Donna Schulman, reviewing for the 10,000 Birds blog, described the book as "part memoir, part travelogue, part scientific narrative, part prologue to making an argument for Antarctic conservation." Schulman emphasized that reading the book was "the next best thing" to visiting an emperor penguin colony and praised its bifurcated organization that balanced adventure narratives with scientific content. She particularly appreciated the annotated bibliography, and confirmed as a librarian the helpful evaluative comments on sources, and underscored the book's "sense of wonder that infuses every chapter, whether it's about hiking over a glacier or the benefits of anaerobic metabolisms."

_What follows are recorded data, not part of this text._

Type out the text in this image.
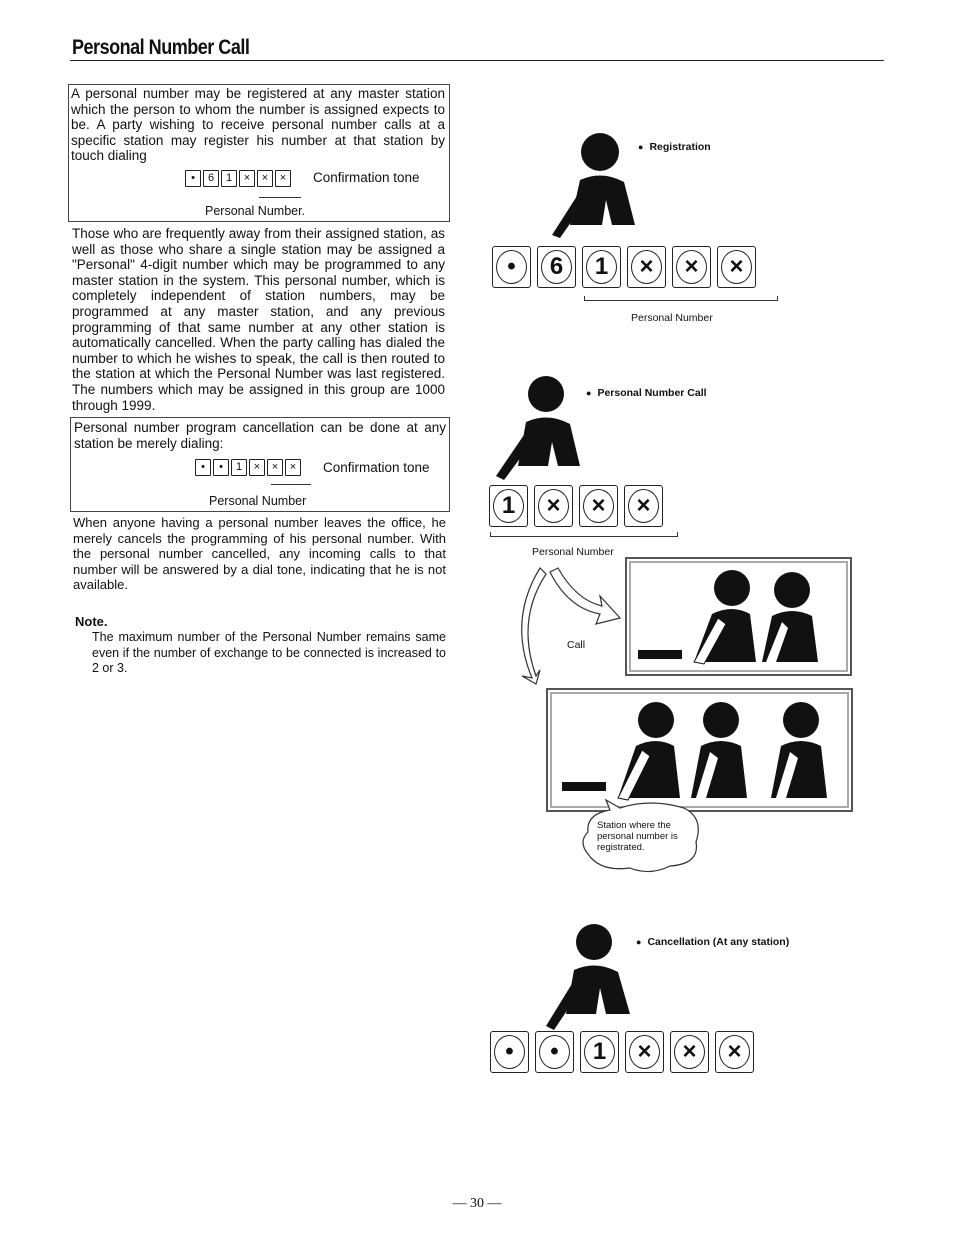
Personal Number Call
A personal number may be registered at any master station which the person to whom the number is assigned expects to be. A party wishing to receive personal number calls at a specific station may register his number at that station by touch dialing
• 6 1 × × ×	Confirmation tone
Personal Number.
Those who are frequently away from their assigned station, as well as those who share a single station may be assigned a "Personal" 4-digit number which may be programmed to any master station in the system. This personal number, which is completely independent of station numbers, may be programmed at any master station, and any previous programming of that same number at any other station is automatically cancelled. When the party calling has dialed the number to which he wishes to speak, the call is then routed to the station at which the Personal Number was last registered. The numbers which may be assigned in this group are 1000 through 1999.
Personal number program cancellation can be done at any station be merely dialing:
• • 1 × × ×	Confirmation tone
Personal Number
When anyone having a personal number leaves the office, he merely cancels the programming of his personal number. With the personal number cancelled, any incoming calls to that number will be answered by a dial tone, indicating that he is not available.
Note.
The maximum number of the Personal Number remains same even if the number of exchange to be connected is increased to 2 or 3.
● Registration
•	6	1	×	×	×
Personal Number
● Personal Number Call
1	×	×	×
Personal Number
Call
Station where the personal number is registrated.
● Cancellation (At any station)
•	•	1	×	×	×
— 30 —
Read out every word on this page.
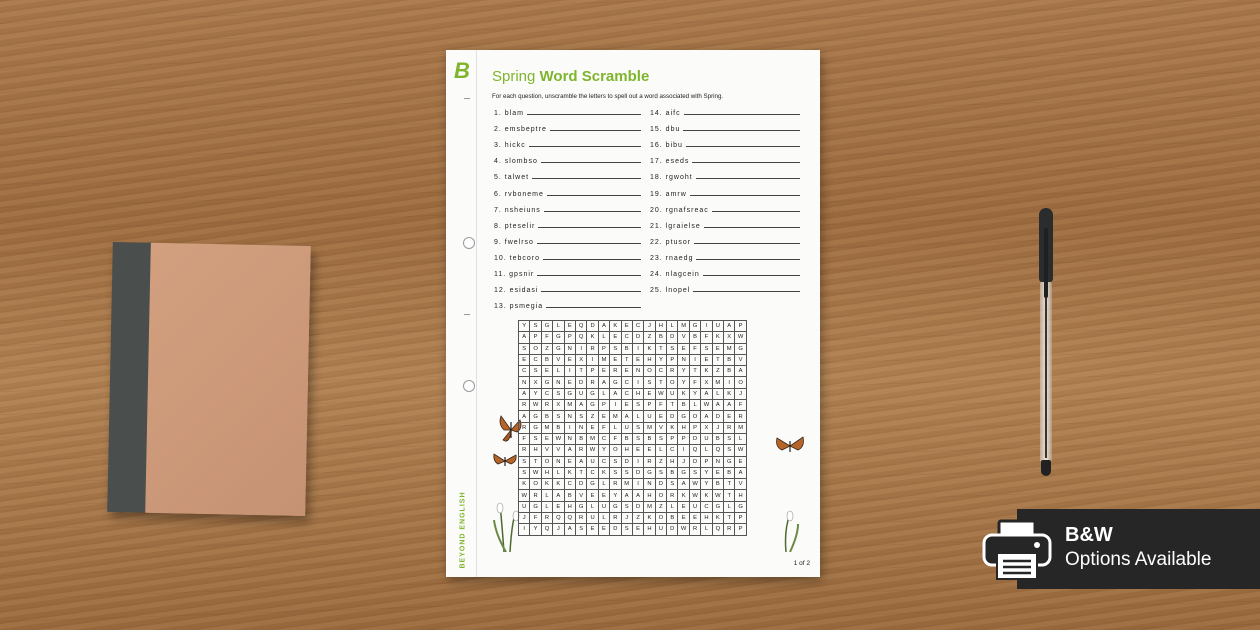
B
BEYOND ENGLISH
Spring Word Scramble
For each question, unscramble the letters to spell out a word associated with Spring.
1. blam
2. emsbeptre
3. hickc
4. slombso
5. talwet
6. rvboneme
7. nsheiuns
8. pteselir
9. fwelrso
10. tebcoro
11. gpsnir
12. esidasi
13. psmegia
14. aifc
15. dbu
16. bibu
17. eseds
18. rgwoht
19. amrw
20. rgnafsreac
21. lgraielse
22. ptusor
23. rnaedg
24. nlagcein
25. lnopel
Y	S	G	L	E	Q	D	A	K	E	C	J	H	L	M	G	I	U	A	P
A	P	F	G	P	Q	K	L	E	C	D	Z	B	D	V	B	F	K	X	W
S	O	Z	G	N	I	R	P	S	B	I	K	T	S	E	F	S	E	M	G
E	C	B	V	E	X	I	M	E	T	E	H	Y	P	N	I	E	T	B	V
C	S	E	L	I	T	P	E	R	E	N	O	C	R	Y	T	K	Z	B	A
N	X	G	N	E	D	R	A	G	C	I	S	T	O	Y	F	X	M	I	O
A	Y	C	S	G	U	G	L	A	C	H	E	W	U	K	Y	A	L	K	J
R	W	R	X	M	A	G	P	I	E	S	P	F	T	B	L	W	A	A	F
A	G	B	S	N	S	Z	E	M	A	L	U	E	D	G	O	A	D	E	R
R	G	M	B	I	N	E	F	L	U	S	M	V	K	H	P	X	J	R	M
F	S	E	W	N	B	M	C	F	B	S	B	S	P	P	D	U	B	S	L
R	H	V	V	A	R	W	Y	O	H	E	E	L	C	I	Q	L	Q	S	W
S	T	O	N	E	A	U	C	S	D	I	R	Z	H	J	D	P	N	G	E
S	W	H	L	K	T	C	K	S	S	D	G	S	B	G	S	Y	E	B	A
K	O	K	K	C	D	G	L	R	M	I	N	D	S	A	W	Y	B	T	V
W	R	L	A	B	V	E	E	Y	A	A	H	O	R	K	W	K	W	T	H
U	G	L	E	H	G	L	U	G	S	D	M	Z	L	E	U	C	G	L	G
J	F	R	Q	Q	R	U	L	R	J	Z	K	O	B	E	E	H	K	T	P
I	Y	Q	J	A	S	E	E	D	S	E	H	U	D	W	R	L	Q	R	P
1 of 2
B&W
Options Available
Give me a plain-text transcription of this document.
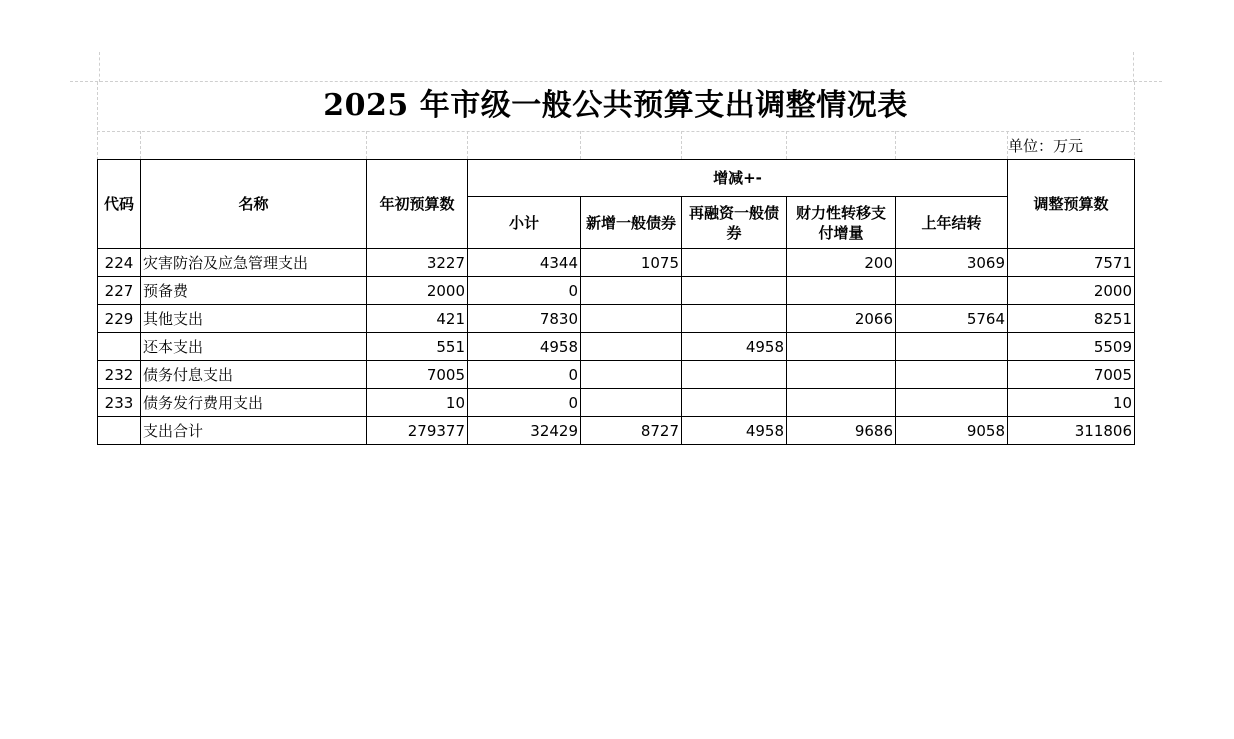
2025 年市级一般公共预算支出调整情况表
单位：万元
代码	名称	年初预算数	增减+-					调整预算数
			小计	新增一般债券	再融资一般债券	财力性转移支付增量	上年结转	
224	灾害防治及应急管理支出	3227	4344	1075		200	3069	7571
227	预备费	2000	0					2000
229	其他支出	421	7830			2066	5764	8251
	还本支出	551	4958		4958			5509
232	债务付息支出	7005	0					7005
233	债务发行费用支出	10	0					10
	支出合计	279377	32429	8727	4958	9686	9058	311806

In his review in the Quarterly Review of Biology, Philip Trathan characterized the volume as an account of Kooyman's pioneering work in understanding emperor penguin behavior and physiology. Trathan noted that the book revealed previously unknown aspects of emperor penguin life, including the locations of molting sites and the vast scale of their foraging trips, which could exceed 1,000 miles. He emphasized how the work documents four critical journeys in the penguins' annual cycle and praised the book's environmental message regarding the vulnerability of emperor penguins to climate change and sea ice loss. Trathan concluded that the book serves as both a scientific record and a plea for conservation, making it relevant for readers concerned about the future of Antarctic ecosystems.